What strategies do you use to cope when you feel negative emotions?

To find help for self-injury, eating disorders, and other challenges, check out To Write Love on Her Arms.

I Confess: I Cut Myself

I’ve added a link on the “Where to Get Help” page to To Write Love on Her Arms. I first heard about this organization from a fellow patient at the psychiatric ward I stayed in during my second pregnancy. The woman, whom I’ll call Gabi, suffered from anorexia, depression, and anxiety, and she coped by cutting herself. She would cut herself in lines along her leg to comfort herself when she was feeling stressed out. She prided herself that she always sterilized the knife first, so that she wouldn’t get an infection.

Cutting is a form of self-injury. The Mayo Clinic defines self-injury as: “the act of deliberately harming your own body, such as cutting or burning yourself. It’s typically not meant as a suicide attempt. Rather, self-injury is an unhealthy way to cope with emotional pain, intense anger and frustration.”

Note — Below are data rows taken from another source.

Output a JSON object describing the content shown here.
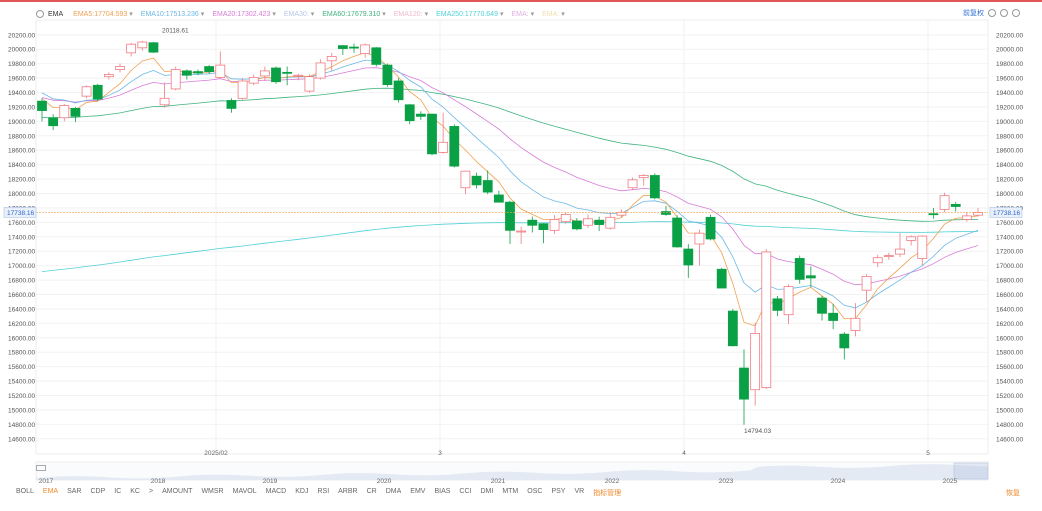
{
  "legend": {
    "name": "EMA",
    "items": [
      {
        "label": "EMA5:",
        "value": "17704.593",
        "color": "#f0a050"
      },
      {
        "label": "EMA10:",
        "value": "17513.236",
        "color": "#6bb8e8"
      },
      {
        "label": "EMA20:",
        "value": "17302.423",
        "color": "#d77cd8"
      },
      {
        "label": "EMA30:",
        "value": "",
        "color": "#b8c8e8"
      },
      {
        "label": "EMA60:",
        "value": "17679.310",
        "color": "#3fb37f"
      },
      {
        "label": "EMA120:",
        "value": "",
        "color": "#f0b8c8"
      },
      {
        "label": "EMA250:",
        "value": "17770.649",
        "color": "#4fd0d8"
      },
      {
        "label": "EMA:",
        "value": "",
        "color": "#e0b0e0"
      },
      {
        "label": "EMA:",
        "value": "",
        "color": "#f0e0b0"
      }
    ]
  },
  "top_right": {
    "link": "前复权"
  },
  "colors": {
    "up": "#f07b82",
    "down": "#0aa045",
    "current": "#3aa0e8"
  },
  "chart_data": {
    "type": "candlestick",
    "y_ticks": [
      "20200.00",
      "20000.00",
      "19800.00",
      "19600.00",
      "19400.00",
      "19200.00",
      "19000.00",
      "18800.00",
      "18600.00",
      "18400.00",
      "18200.00",
      "18000.00",
      "17800.00",
      "17600.00",
      "17400.00",
      "17200.00",
      "17000.00",
      "16800.00",
      "16600.00",
      "16400.00",
      "16200.00",
      "16000.00",
      "15800.00",
      "15600.00",
      "15400.00",
      "15200.00",
      "15000.00",
      "14800.00",
      "14600.00"
    ],
    "ylim": [
      14500,
      20350
    ],
    "current_price": "17738.16",
    "high_label": "20118.61",
    "low_label": "14794.03",
    "x_labels": [
      "2025/02",
      "3",
      "4",
      "5"
    ],
    "nav_years": [
      "2017",
      "2018",
      "2019",
      "2020",
      "2021",
      "2022",
      "2023",
      "2024",
      "2025"
    ],
    "candles": [
      [
        19280,
        19150,
        19320,
        19000
      ],
      [
        19050,
        18940,
        19100,
        18880
      ],
      [
        19050,
        19220,
        19240,
        19000
      ],
      [
        19180,
        19070,
        19200,
        18990
      ],
      [
        19350,
        19480,
        19500,
        19320
      ],
      [
        19500,
        19310,
        19520,
        19280
      ],
      [
        19620,
        19650,
        19680,
        19580
      ],
      [
        19720,
        19760,
        19800,
        19680
      ],
      [
        19950,
        20070,
        20090,
        19900
      ],
      [
        20020,
        20100,
        20119,
        19980
      ],
      [
        20090,
        19960,
        20100,
        19950
      ],
      [
        19230,
        19320,
        19540,
        19190
      ],
      [
        19450,
        19720,
        19760,
        19430
      ],
      [
        19700,
        19640,
        19720,
        19580
      ],
      [
        19690,
        19670,
        19720,
        19640
      ],
      [
        19760,
        19690,
        19780,
        19660
      ],
      [
        19610,
        19780,
        19970,
        19600
      ],
      [
        19290,
        19180,
        19320,
        19120
      ],
      [
        19320,
        19560,
        19600,
        19300
      ],
      [
        19530,
        19610,
        19650,
        19500
      ],
      [
        19630,
        19700,
        19760,
        19560
      ],
      [
        19740,
        19550,
        19760,
        19520
      ],
      [
        19680,
        19670,
        19760,
        19500
      ],
      [
        19630,
        19640,
        19660,
        19570
      ],
      [
        19420,
        19620,
        19650,
        19400
      ],
      [
        19600,
        19810,
        19860,
        19580
      ],
      [
        19840,
        19900,
        19950,
        19700
      ],
      [
        20050,
        20010,
        20060,
        19920
      ],
      [
        20030,
        20020,
        20080,
        19950
      ],
      [
        19940,
        20060,
        20080,
        19880
      ],
      [
        20020,
        19790,
        20030,
        19760
      ],
      [
        19780,
        19510,
        19800,
        19480
      ],
      [
        19560,
        19300,
        19600,
        19260
      ],
      [
        19230,
        19010,
        19240,
        18960
      ],
      [
        19100,
        19070,
        19140,
        19020
      ],
      [
        19100,
        18550,
        19110,
        18530
      ],
      [
        18570,
        18710,
        19120,
        18550
      ],
      [
        18930,
        18380,
        18960,
        18360
      ],
      [
        18080,
        18310,
        18320,
        17990
      ],
      [
        18240,
        18120,
        18290,
        18070
      ],
      [
        18180,
        18020,
        18320,
        17990
      ],
      [
        17980,
        17880,
        18040,
        17900
      ],
      [
        17880,
        17490,
        17900,
        17300
      ],
      [
        17480,
        17480,
        17540,
        17300
      ],
      [
        17630,
        17560,
        17680,
        17460
      ],
      [
        17580,
        17500,
        17590,
        17310
      ],
      [
        17490,
        17640,
        17700,
        17440
      ],
      [
        17610,
        17710,
        17740,
        17580
      ],
      [
        17620,
        17510,
        17660,
        17490
      ],
      [
        17560,
        17650,
        17710,
        17520
      ],
      [
        17630,
        17570,
        17680,
        17480
      ],
      [
        17520,
        17670,
        17730,
        17500
      ],
      [
        17700,
        17740,
        17780,
        17670
      ],
      [
        18080,
        18190,
        18220,
        18050
      ],
      [
        18220,
        18250,
        18270,
        18110
      ],
      [
        18250,
        17940,
        18280,
        17920
      ],
      [
        17750,
        17710,
        17830,
        17690
      ],
      [
        17660,
        17260,
        17700,
        17250
      ],
      [
        17230,
        17010,
        17300,
        16830
      ],
      [
        17300,
        17450,
        17500,
        17000
      ],
      [
        17670,
        17370,
        17710,
        17350
      ],
      [
        16950,
        16690,
        16970,
        16690
      ],
      [
        16370,
        15890,
        16400,
        15880
      ],
      [
        15580,
        15150,
        15840,
        14794
      ],
      [
        15280,
        16060,
        16210,
        15060
      ],
      [
        15310,
        17190,
        17230,
        15290
      ],
      [
        16540,
        16380,
        16580,
        16300
      ],
      [
        16320,
        16710,
        16740,
        16190
      ],
      [
        17100,
        16810,
        17140,
        16750
      ],
      [
        16860,
        16830,
        16990,
        16700
      ],
      [
        16550,
        16340,
        16580,
        16240
      ],
      [
        16340,
        16240,
        16470,
        16120
      ],
      [
        16050,
        15860,
        16080,
        15700
      ],
      [
        16100,
        16270,
        16480,
        16020
      ],
      [
        16660,
        16850,
        16880,
        16500
      ],
      [
        17040,
        17110,
        17150,
        16980
      ],
      [
        17140,
        17140,
        17180,
        17080
      ],
      [
        17160,
        17230,
        17450,
        17120
      ],
      [
        17350,
        17400,
        17420,
        17280
      ],
      [
        17100,
        17410,
        17420,
        17000
      ],
      [
        17720,
        17710,
        17800,
        17650
      ],
      [
        17780,
        17970,
        18010,
        17740
      ],
      [
        17850,
        17820,
        17880,
        17750
      ],
      [
        17640,
        17690,
        17740,
        17610
      ],
      [
        17700,
        17738.16,
        17800,
        17680
      ]
    ]
  }
}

I’ve never cut myself on purpose, but when I’m really honest about it, I’m self-destructive with my skin. I’m not sure if other people would consider it cutting, but I do damage my arms, my face, and my legs. I don’t like the feel of the bumps under my skin. I have scars from all of these “bump removals.”

I suppose doing things to one’s body, whether it’s eating only 100 calories per day, as Gabi did, or cutting the skin with a knife or with the fingers, is an attempt at feeling in control. It’s certainly a temporary distraction from uncomfortable or negative feelings.

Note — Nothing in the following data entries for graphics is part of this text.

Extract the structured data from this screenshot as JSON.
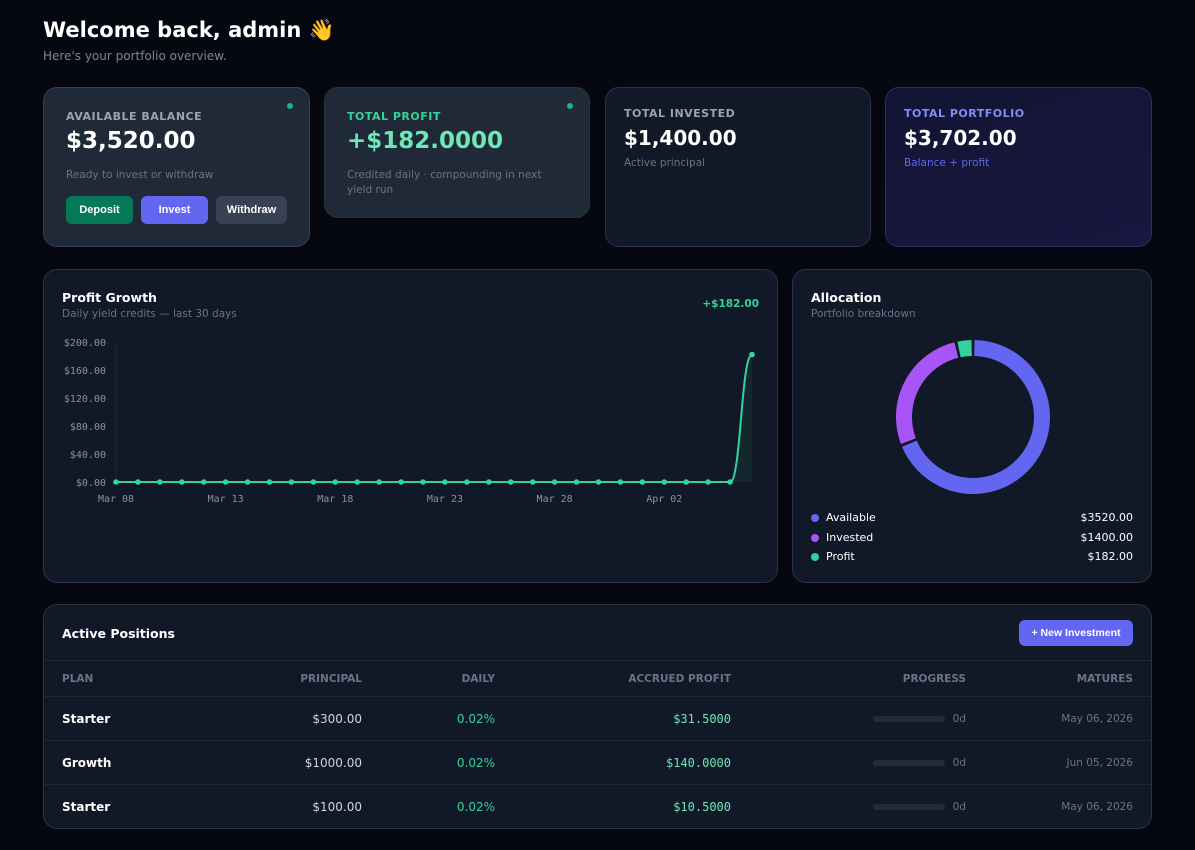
{
  "header": {
    "title": "Welcome back, admin 👋",
    "subtitle": "Here's your portfolio overview."
  },
  "stats": [
    {
      "label": "AVAILABLE BALANCE",
      "value": "$3,520.00",
      "note": "Ready to invest or withdraw"
    },
    {
      "label": "TOTAL PROFIT",
      "value": "+$182.0000",
      "note": "Credited daily · compounding in next yield run"
    },
    {
      "label": "TOTAL INVESTED",
      "value": "$1,400.00",
      "note": "Active principal"
    },
    {
      "label": "TOTAL PORTFOLIO",
      "value": "$3,702.00",
      "note": "Balance + profit"
    }
  ],
  "actions": {
    "deposit": "Deposit",
    "invest": "Invest",
    "withdraw": "Withdraw"
  },
  "profit_chart": {
    "title": "Profit Growth",
    "subtitle": "Daily yield credits — last 30 days",
    "total": "+$182.00"
  },
  "allocation": {
    "title": "Allocation",
    "subtitle": "Portfolio breakdown"
  },
  "chart_data": [
    {
      "type": "line",
      "title": "Profit Growth",
      "ylim": [
        0,
        200
      ],
      "yticks": [
        "$0.00",
        "$40.00",
        "$80.00",
        "$120.00",
        "$160.00",
        "$200.00"
      ],
      "xticks": [
        "Mar 08",
        "Mar 13",
        "Mar 18",
        "Mar 23",
        "Mar 28",
        "Apr 02"
      ],
      "x": [
        "Mar 08",
        "Mar 09",
        "Mar 10",
        "Mar 11",
        "Mar 12",
        "Mar 13",
        "Mar 14",
        "Mar 15",
        "Mar 16",
        "Mar 17",
        "Mar 18",
        "Mar 19",
        "Mar 20",
        "Mar 21",
        "Mar 22",
        "Mar 23",
        "Mar 24",
        "Mar 25",
        "Mar 26",
        "Mar 27",
        "Mar 28",
        "Mar 29",
        "Mar 30",
        "Mar 31",
        "Apr 01",
        "Apr 02",
        "Apr 03",
        "Apr 04",
        "Apr 05",
        "Apr 06"
      ],
      "values": [
        0,
        0,
        0,
        0,
        0,
        0,
        0,
        0,
        0,
        0,
        0,
        0,
        0,
        0,
        0,
        0,
        0,
        0,
        0,
        0,
        0,
        0,
        0,
        0,
        0,
        0,
        0,
        0,
        0,
        182
      ],
      "color": "#34d399"
    },
    {
      "type": "pie",
      "title": "Allocation",
      "categories": [
        "Available",
        "Invested",
        "Profit"
      ],
      "values": [
        3520,
        1400,
        182
      ],
      "labels": [
        "$3520.00",
        "$1400.00",
        "$182.00"
      ],
      "colors": [
        "#6366f1",
        "#a855f7",
        "#34d399"
      ]
    }
  ],
  "positions": {
    "title": "Active Positions",
    "new_button": "+ New Investment",
    "columns": [
      "PLAN",
      "PRINCIPAL",
      "DAILY",
      "ACCRUED PROFIT",
      "PROGRESS",
      "MATURES"
    ],
    "rows": [
      {
        "plan": "Starter",
        "principal": "$300.00",
        "daily": "0.02%",
        "accrued": "$31.5000",
        "progress": "0d",
        "progress_pct": 0,
        "matures": "May 06, 2026"
      },
      {
        "plan": "Growth",
        "principal": "$1000.00",
        "daily": "0.02%",
        "accrued": "$140.0000",
        "progress": "0d",
        "progress_pct": 0,
        "matures": "Jun 05, 2026"
      },
      {
        "plan": "Starter",
        "principal": "$100.00",
        "daily": "0.02%",
        "accrued": "$10.5000",
        "progress": "0d",
        "progress_pct": 0,
        "matures": "May 06, 2026"
      }
    ]
  }
}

When I kept staring at the blank screen before starting to write this post, I found myself clawing at a scab on my chest. It temporarily eased the frustration of not knowing what to write, worrying that no one will ever care about what I write, and fearing that I will never be a good writer.

I feel ashamed of the scars on my face. I’m almost 40 years old, but my face has more acne scars than when I was a teenager. I blame myself because I eat too much refined sugar. I imagine if I were a vegan yoga fanatic, my skin would be flawless.

I did go to a dermatologist once who prescribed a retinoid cream and a mild antibiotic. I used them for awhile, but they didn’t seem to help.

One of the reasons Gabi was hospitalized was because she noticed her five-year-old daughter was starting to make comments about thinking she was fat and wondering aloud how many calories were in a food she was considering eating. Gabi realized her daughter was picking up on her anxiety about her weight, and she felt like a horrible mother and wanted to commit suicide.

I know that if I want my daughter to have a healthy body image, I have to model it for her. I’m honestly not sure whether I can, but I realize I need to try. She’s only three years old, but she’s already into princesses. I imagine it won’t be long before I’m telling her she’s not allowed to go out of the house until she’s “properly dressed,” and she’s not allowed to wear makeup until she’s 18 (maybe 16).

Every stage of my kids’ childhoods feels like it gets harder. Some things get easier, but I keep finding new baggage of mine I need to unpack and toss.

I found these helpful tips of how to stop hurting myself. I’ve put it in my bookmarks bar in my browser. I’ll publish this post as my first step in “confiding in someone.” I’ll try to look at my skin and think of my daughter. I would never scratch up her skin, I don’t need to do it to mine.

Do you have unhealthy coping mechanisms that you’d like to stop doing or you’ve been able to stop doing?